2021年1月10日 [仕事のひとこま]
色見本は紙や番号だけにあらず(2014.0601坂本メッセージ)
【この記事は2014年のものです。】
「えっこれが見本ですか?」
私が差し出した色見本にのけぞっていたのは
パンフレット印刷会社の担当者。
手渡したのは猫じゃらしに似たラグラスという植物で、
ぽわぽわした柔らかい毛先が薄紫色に染まっているもの。
こんな素敵な色をどうやったって色見本帳で
見つけることができなかったから。
沈黙の後「こういう色見本、初めてです・・・。

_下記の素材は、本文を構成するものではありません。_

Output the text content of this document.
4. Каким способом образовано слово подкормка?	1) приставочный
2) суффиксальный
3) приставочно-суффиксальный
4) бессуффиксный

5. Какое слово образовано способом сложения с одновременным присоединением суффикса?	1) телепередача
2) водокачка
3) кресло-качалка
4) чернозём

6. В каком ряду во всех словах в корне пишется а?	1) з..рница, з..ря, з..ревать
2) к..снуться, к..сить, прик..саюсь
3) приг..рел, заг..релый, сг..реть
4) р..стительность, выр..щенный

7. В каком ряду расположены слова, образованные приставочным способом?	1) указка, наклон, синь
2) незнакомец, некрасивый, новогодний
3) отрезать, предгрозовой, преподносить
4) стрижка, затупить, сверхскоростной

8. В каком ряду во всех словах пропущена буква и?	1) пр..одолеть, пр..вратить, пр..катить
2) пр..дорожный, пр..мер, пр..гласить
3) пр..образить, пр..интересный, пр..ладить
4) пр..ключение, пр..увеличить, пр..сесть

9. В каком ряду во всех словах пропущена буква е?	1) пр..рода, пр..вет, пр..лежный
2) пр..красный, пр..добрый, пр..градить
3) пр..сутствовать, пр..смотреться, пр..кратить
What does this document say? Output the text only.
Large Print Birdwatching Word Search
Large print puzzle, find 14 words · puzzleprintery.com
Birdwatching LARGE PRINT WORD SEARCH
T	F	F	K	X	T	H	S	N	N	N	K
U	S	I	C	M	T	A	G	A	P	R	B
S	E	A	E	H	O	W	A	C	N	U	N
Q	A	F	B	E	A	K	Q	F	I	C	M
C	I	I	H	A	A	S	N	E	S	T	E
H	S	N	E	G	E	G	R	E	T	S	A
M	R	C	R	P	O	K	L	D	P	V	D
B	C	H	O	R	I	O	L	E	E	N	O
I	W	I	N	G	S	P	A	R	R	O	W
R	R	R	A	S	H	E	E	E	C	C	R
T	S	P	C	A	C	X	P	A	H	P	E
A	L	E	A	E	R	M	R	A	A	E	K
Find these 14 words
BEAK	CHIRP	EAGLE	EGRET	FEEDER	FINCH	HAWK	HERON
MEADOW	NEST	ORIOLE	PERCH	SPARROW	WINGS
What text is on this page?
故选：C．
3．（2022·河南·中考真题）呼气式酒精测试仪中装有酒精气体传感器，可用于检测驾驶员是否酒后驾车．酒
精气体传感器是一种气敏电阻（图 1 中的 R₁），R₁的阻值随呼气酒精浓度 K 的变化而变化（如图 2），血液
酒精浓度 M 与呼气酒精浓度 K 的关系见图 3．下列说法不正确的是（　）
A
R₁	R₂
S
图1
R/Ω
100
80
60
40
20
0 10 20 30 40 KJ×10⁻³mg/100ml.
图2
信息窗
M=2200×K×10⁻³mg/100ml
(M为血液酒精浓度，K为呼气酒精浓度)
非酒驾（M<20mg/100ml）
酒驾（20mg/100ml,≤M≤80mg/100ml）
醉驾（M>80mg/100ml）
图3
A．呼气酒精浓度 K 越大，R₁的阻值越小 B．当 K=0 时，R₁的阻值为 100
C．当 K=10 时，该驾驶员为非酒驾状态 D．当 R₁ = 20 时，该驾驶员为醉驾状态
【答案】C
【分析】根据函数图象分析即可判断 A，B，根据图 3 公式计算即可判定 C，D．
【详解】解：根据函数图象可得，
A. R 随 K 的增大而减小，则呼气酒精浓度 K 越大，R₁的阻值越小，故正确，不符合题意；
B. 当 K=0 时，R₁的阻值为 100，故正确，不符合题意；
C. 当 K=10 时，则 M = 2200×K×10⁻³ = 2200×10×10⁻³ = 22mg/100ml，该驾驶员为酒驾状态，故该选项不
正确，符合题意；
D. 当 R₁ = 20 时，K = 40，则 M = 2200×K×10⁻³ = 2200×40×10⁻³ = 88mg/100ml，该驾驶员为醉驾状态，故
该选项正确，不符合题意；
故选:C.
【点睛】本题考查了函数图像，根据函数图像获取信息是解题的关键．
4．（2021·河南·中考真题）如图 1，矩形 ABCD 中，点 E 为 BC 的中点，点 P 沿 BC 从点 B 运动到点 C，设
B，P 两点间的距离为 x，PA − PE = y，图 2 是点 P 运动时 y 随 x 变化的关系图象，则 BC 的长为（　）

」と言いながら
ていねいに台紙に貼り付けてくださった。
もうずいぶん前のお話。
昨年のサロン・デュ・ショコラのディスプレイでも、
パリでブースの壁面塗装を担当してくださる業者さんに
最初に送った色見本は、柔らかい薄緑の綿布の切れ端10センチ角。
その後、ブースの色調のすべてにかかわる基本の配色は
この布の切れ端が土台になった。
フェア前日、準備で会場につくと、
そこには布の色と寸分たがわぬイメージ通りのグリーンが完璧に塗られていて、
日本とパリという距離など「布の色見本」はいとも簡単につないでくれた。
もちろんそれを補佐する色番号はあったけれど、
でも布を送った相手が、「色のプロ」パリで仕事する画家さんだったことも
外せない。
大真面目に私からのソフトのメッセージを受け取ってくれたのだ。
効率は悪いけれど、ソフトとソフトを手渡しするような仕事は
共感する人をつなぐ。
ラグラスや布の切れ端の色見本が持つ情報量の多さは、番号に比べたら圧倒的。
ただしそこに共通言語がないことが問題で
そういうことを言っていると、やっぱり伝わる人には伝わって、
伝わらない人には伝わらない。
【こちらは2014年の記事です。